Tuesday, May 29, 2012

Faces Like Lockets.


I’m sitting in Panera, my eyes glancing around, flitting from face to face like a bumblebee bouncing from flower to flower in a field of color. I’m one of the youngest in the room, most being well into the winter of their years. As I look onto the faces of my elders, the lyrics “A world inside us” ring through my ears, and suddenly my eyes are opened. I see the stories in the wrinkles and scars and sunspots around me. I see faces like lockets, heads full of wonderful stories and sentimental photographs that just need to be opened. These people have lived. They have been young and have felt what I feel and have done the things I do. They have walked in my shoes, and the shoes of those older than I, and they have neared the end of their days. I want to sit at each table and ask of them who they are and where they have been. I want so badly to hear their stories, to learn what adventures gave them their scars and what jokes were told to produce such deep laugh-lines. I’d love to hear their tales of loves lost and won, to hear of their first love and their last.
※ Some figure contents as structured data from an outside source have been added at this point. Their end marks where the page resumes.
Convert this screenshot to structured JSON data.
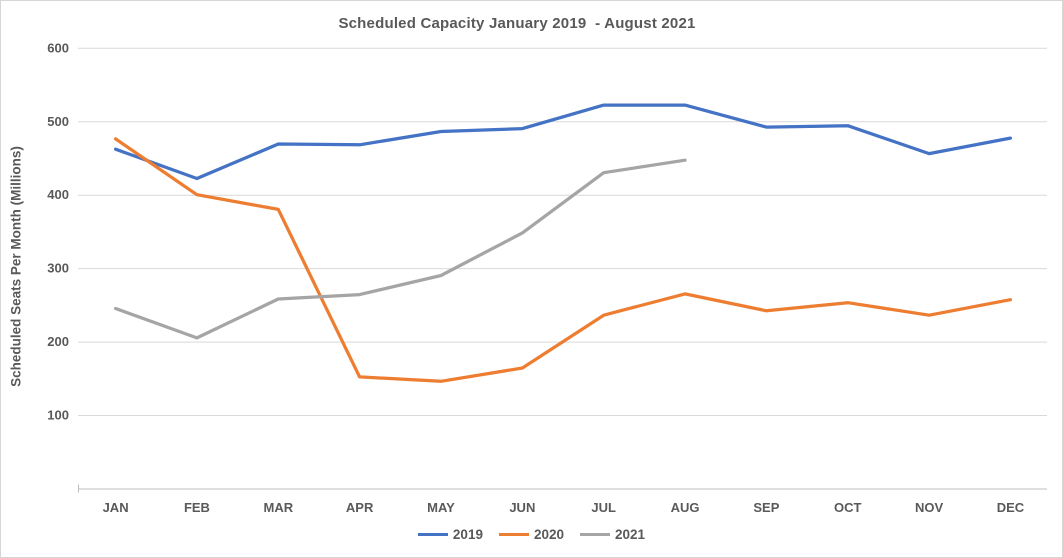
{
  "title": "Scheduled Capacity January 2019  - August 2021",
  "chart_data": {
    "type": "line",
    "title": "Scheduled Capacity January 2019  - August 2021",
    "ylabel": "Scheduled Seats Per Month (Millions)",
    "xlabel": "",
    "categories": [
      "JAN",
      "FEB",
      "MAR",
      "APR",
      "MAY",
      "JUN",
      "JUL",
      "AUG",
      "SEP",
      "OCT",
      "NOV",
      "DEC"
    ],
    "ylim": [
      0,
      600
    ],
    "yticks": [
      100,
      200,
      300,
      400,
      500,
      600
    ],
    "grid": true,
    "legend_position": "bottom",
    "series": [
      {
        "name": "2019",
        "color": "#4472C4",
        "values": [
          462,
          422,
          469,
          468,
          486,
          490,
          522,
          522,
          492,
          494,
          456,
          477
        ]
      },
      {
        "name": "2020",
        "color": "#ED7D31",
        "values": [
          476,
          400,
          380,
          152,
          146,
          164,
          236,
          265,
          242,
          253,
          236,
          257
        ]
      },
      {
        "name": "2021",
        "color": "#A5A5A5",
        "values": [
          245,
          205,
          258,
          264,
          290,
          348,
          430,
          447
        ]
      }
    ]
  },
  "colors": {
    "text": "#595959",
    "gridline": "#D9D9D9",
    "axis_line": "#BFBFBF",
    "background": "#FFFFFF",
    "border": "#D6D6D6"
  }
}
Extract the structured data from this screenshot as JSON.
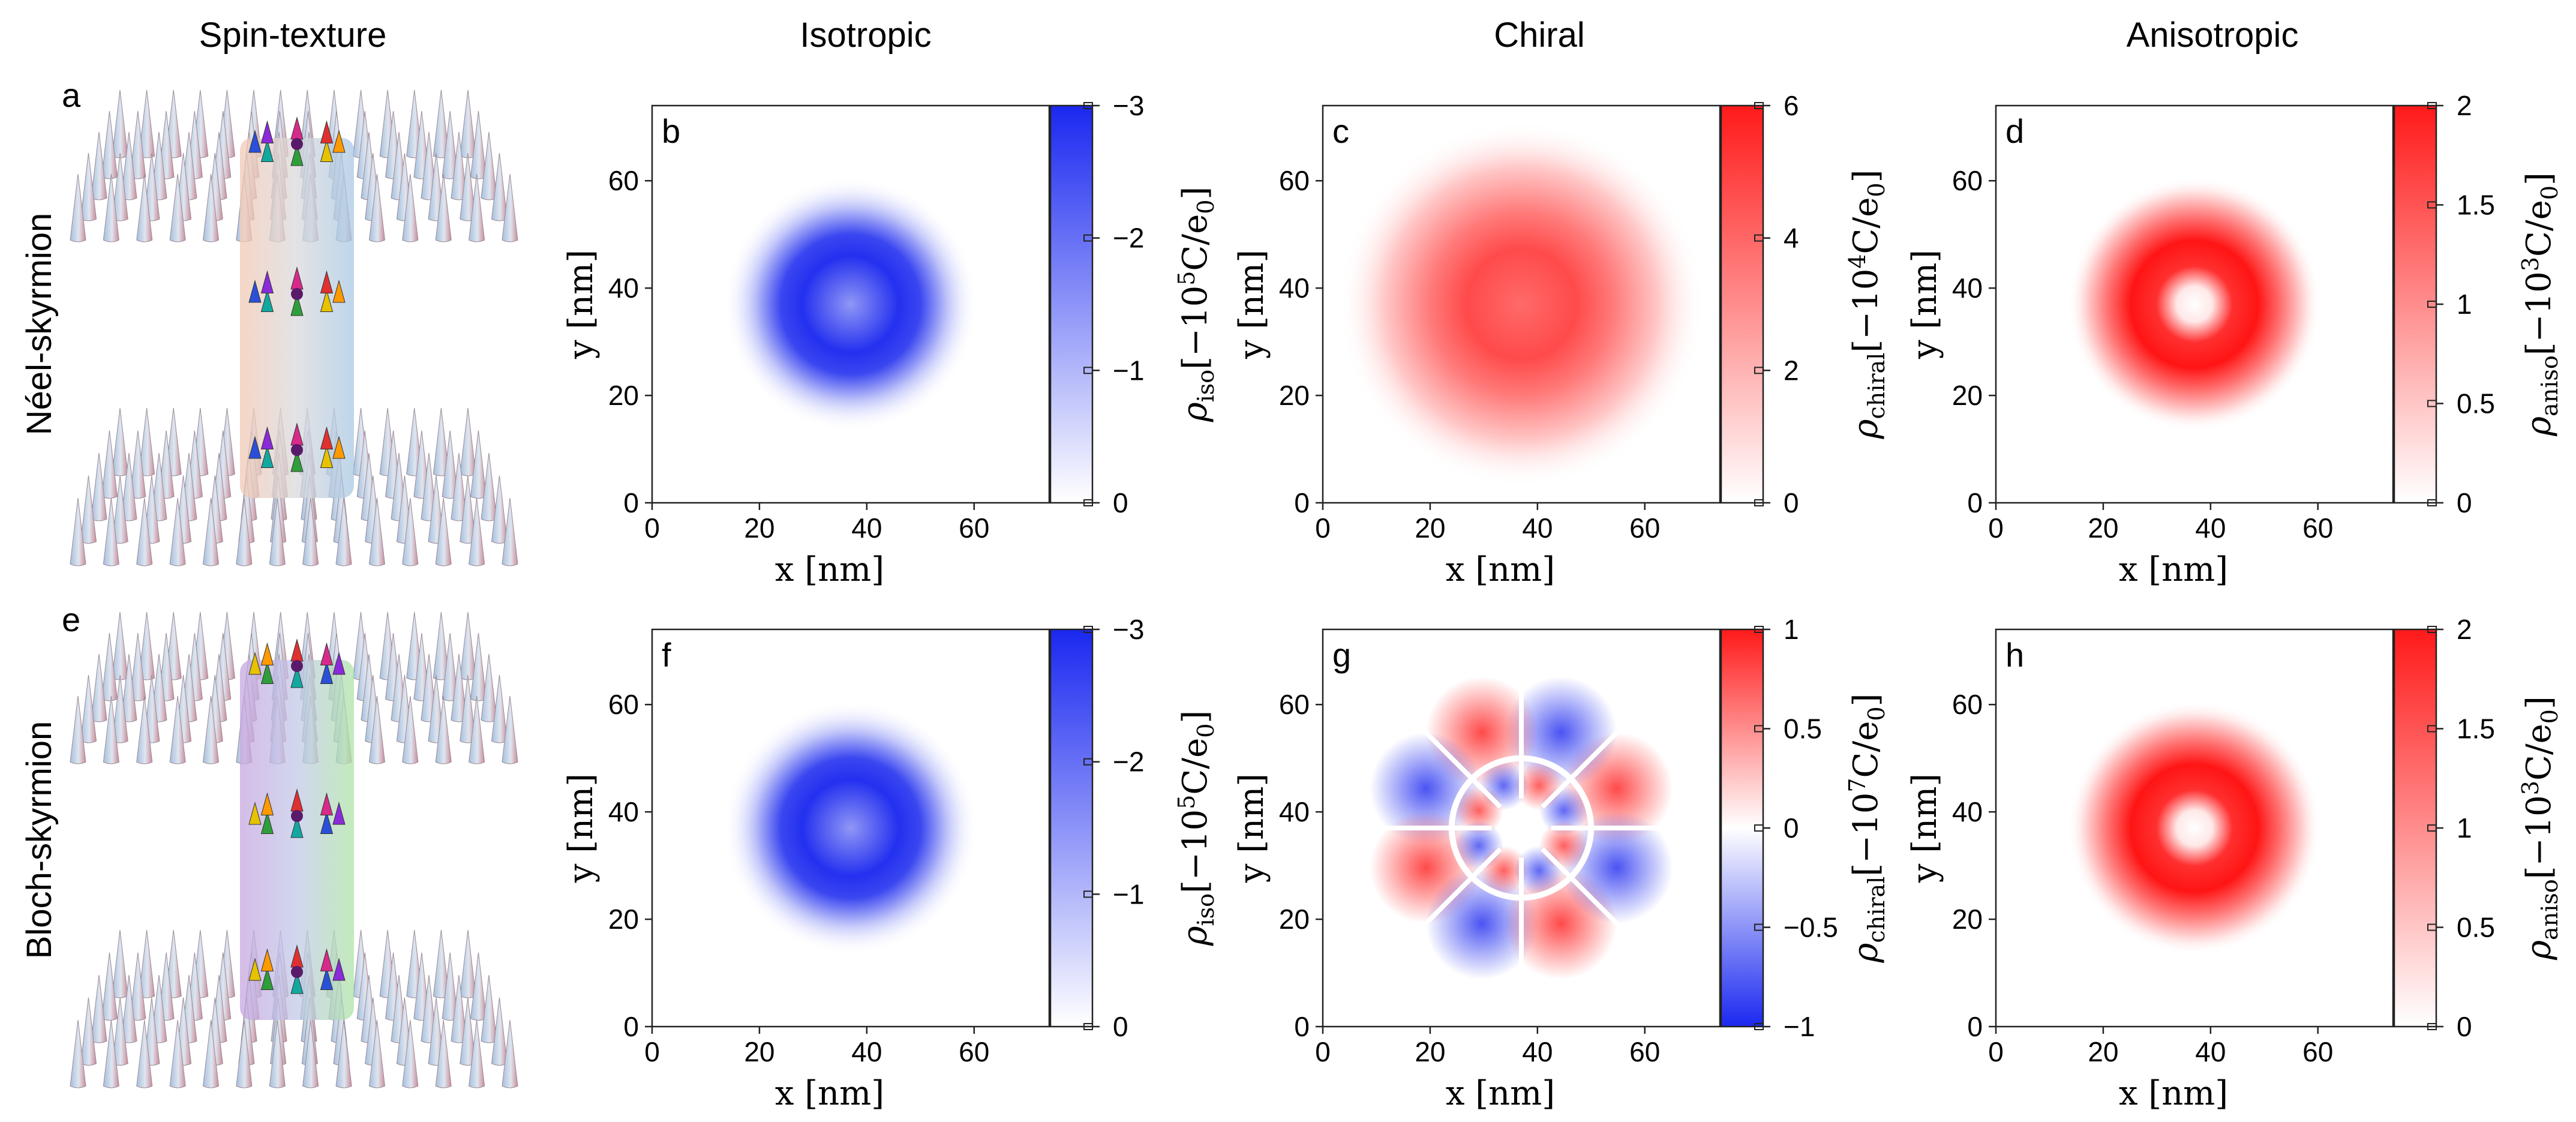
{
  "columns": [
    "Spin-texture",
    "Isotropic",
    "Chiral",
    "Anisotropic"
  ],
  "rows": [
    "Néel-skyrmion",
    "Bloch-skyrmion"
  ],
  "panel_letters": [
    "a",
    "b",
    "c",
    "d",
    "e",
    "f",
    "g",
    "h"
  ],
  "axes": {
    "xlabel": "x [nm]",
    "ylabel": "y [nm]",
    "xticks": [
      "0",
      "20",
      "40",
      "60"
    ],
    "yticks": [
      "0",
      "20",
      "40",
      "60"
    ]
  },
  "colorbars": {
    "iso": {
      "label_sym": "ρ",
      "label_sub": "iso",
      "label_pre": "[−10",
      "label_exp": "5",
      "label_post": "C/e",
      "label_sub2": "0",
      "label_end": "]",
      "ticks": [
        "−3",
        "−2",
        "−1",
        "0"
      ]
    },
    "chiral_top": {
      "label_sym": "ρ",
      "label_sub": "chiral",
      "label_pre": "[−10",
      "label_exp": "4",
      "label_post": "C/e",
      "label_sub2": "0",
      "label_end": "]",
      "ticks": [
        "6",
        "4",
        "2",
        "0"
      ]
    },
    "chiral_bottom": {
      "label_sym": "ρ",
      "label_sub": "chiral",
      "label_pre": "[−10",
      "label_exp": "7",
      "label_post": "C/e",
      "label_sub2": "0",
      "label_end": "]",
      "ticks": [
        "1",
        "0.5",
        "0",
        "−0.5",
        "−1"
      ]
    },
    "aniso": {
      "label_sym": "ρ",
      "label_sub": "aniso",
      "label_pre": "[−10",
      "label_exp": "3",
      "label_post": "C/e",
      "label_sub2": "0",
      "label_end": "]",
      "ticks": [
        "2",
        "1.5",
        "1",
        "0.5",
        "0"
      ]
    }
  },
  "colors": {
    "blue": "#1a28f0",
    "red": "#ff1a1a",
    "white": "#ffffff"
  },
  "chart_data": [
    {
      "panel": "b",
      "type": "heatmap",
      "xlabel": "x [nm]",
      "ylabel": "y [nm]",
      "xlim": [
        0,
        74
      ],
      "ylim": [
        0,
        74
      ],
      "center": [
        37,
        37
      ],
      "ring_radius": 11,
      "colorbar_range": [
        -3,
        0
      ],
      "colorbar_unit_exp": 5,
      "pattern": "filled disk, peak around r≈11 nm",
      "colormap": "white-blue"
    },
    {
      "panel": "c",
      "type": "heatmap",
      "xlabel": "x [nm]",
      "ylabel": "y [nm]",
      "xlim": [
        0,
        74
      ],
      "ylim": [
        0,
        74
      ],
      "center": [
        37,
        37
      ],
      "ring_radius": 11,
      "colorbar_range": [
        0,
        6
      ],
      "colorbar_unit_exp": 4,
      "pattern": "broad disk",
      "colormap": "white-red"
    },
    {
      "panel": "d",
      "type": "heatmap",
      "xlabel": "x [nm]",
      "ylabel": "y [nm]",
      "xlim": [
        0,
        74
      ],
      "ylim": [
        0,
        74
      ],
      "center": [
        37,
        37
      ],
      "ring_radius": 11,
      "colorbar_range": [
        0,
        2
      ],
      "colorbar_unit_exp": 3,
      "pattern": "ring",
      "colormap": "white-red"
    },
    {
      "panel": "f",
      "type": "heatmap",
      "xlabel": "x [nm]",
      "ylabel": "y [nm]",
      "xlim": [
        0,
        74
      ],
      "ylim": [
        0,
        74
      ],
      "center": [
        37,
        37
      ],
      "ring_radius": 11,
      "colorbar_range": [
        -3,
        0
      ],
      "colorbar_unit_exp": 5,
      "pattern": "filled disk, peak around r≈11 nm",
      "colormap": "white-blue"
    },
    {
      "panel": "g",
      "type": "heatmap",
      "xlabel": "x [nm]",
      "ylabel": "y [nm]",
      "xlim": [
        0,
        74
      ],
      "ylim": [
        0,
        74
      ],
      "center": [
        37,
        37
      ],
      "ring_radius": 11,
      "colorbar_range": [
        -1,
        1
      ],
      "colorbar_unit_exp": 7,
      "pattern": "eight alternating lobes (angular order 4) with sign change across ring r≈11 nm",
      "colormap": "blue-white-red"
    },
    {
      "panel": "h",
      "type": "heatmap",
      "xlabel": "x [nm]",
      "ylabel": "y [nm]",
      "xlim": [
        0,
        74
      ],
      "ylim": [
        0,
        74
      ],
      "center": [
        37,
        37
      ],
      "ring_radius": 11,
      "colorbar_range": [
        0,
        2
      ],
      "colorbar_unit_exp": 3,
      "pattern": "ring",
      "colormap": "white-red"
    }
  ]
}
I want to learn from them, to hear perspectives on life that have resulted from looking back through the sea of time that drenches their lives. I want to hear them say they’ve been in my shoes. I want them to say they’ve made the same mistakes I have made and have forgiven themselves and have been forgiven. I want them to listen my story and my ideas for where I’m headed, and when I finish talking say, “Kid, you’ve got a good head on your shoulders. You’ll do just fine.”  I want the telling of our stories and the sharing of our humanity to bridge the gap between our years, or better yet, eliminate it, to make the young ripe with wisdom and the old fresh with joy and inspiration. These are the things I desire, but instead, I’ll sit quietly in my booth typing, and they’ll sit in theirs reading the paper and slowly drinking coffee, and we will grow no closer. I’ll feel too busy with my work and too polite to interrupt their quiet time, and they will enjoy their reading comfortably, probably believing someone of my age wouldn’t want to take the time to listen to their wisdom. And if I sit unmoved, I guess that makes them right.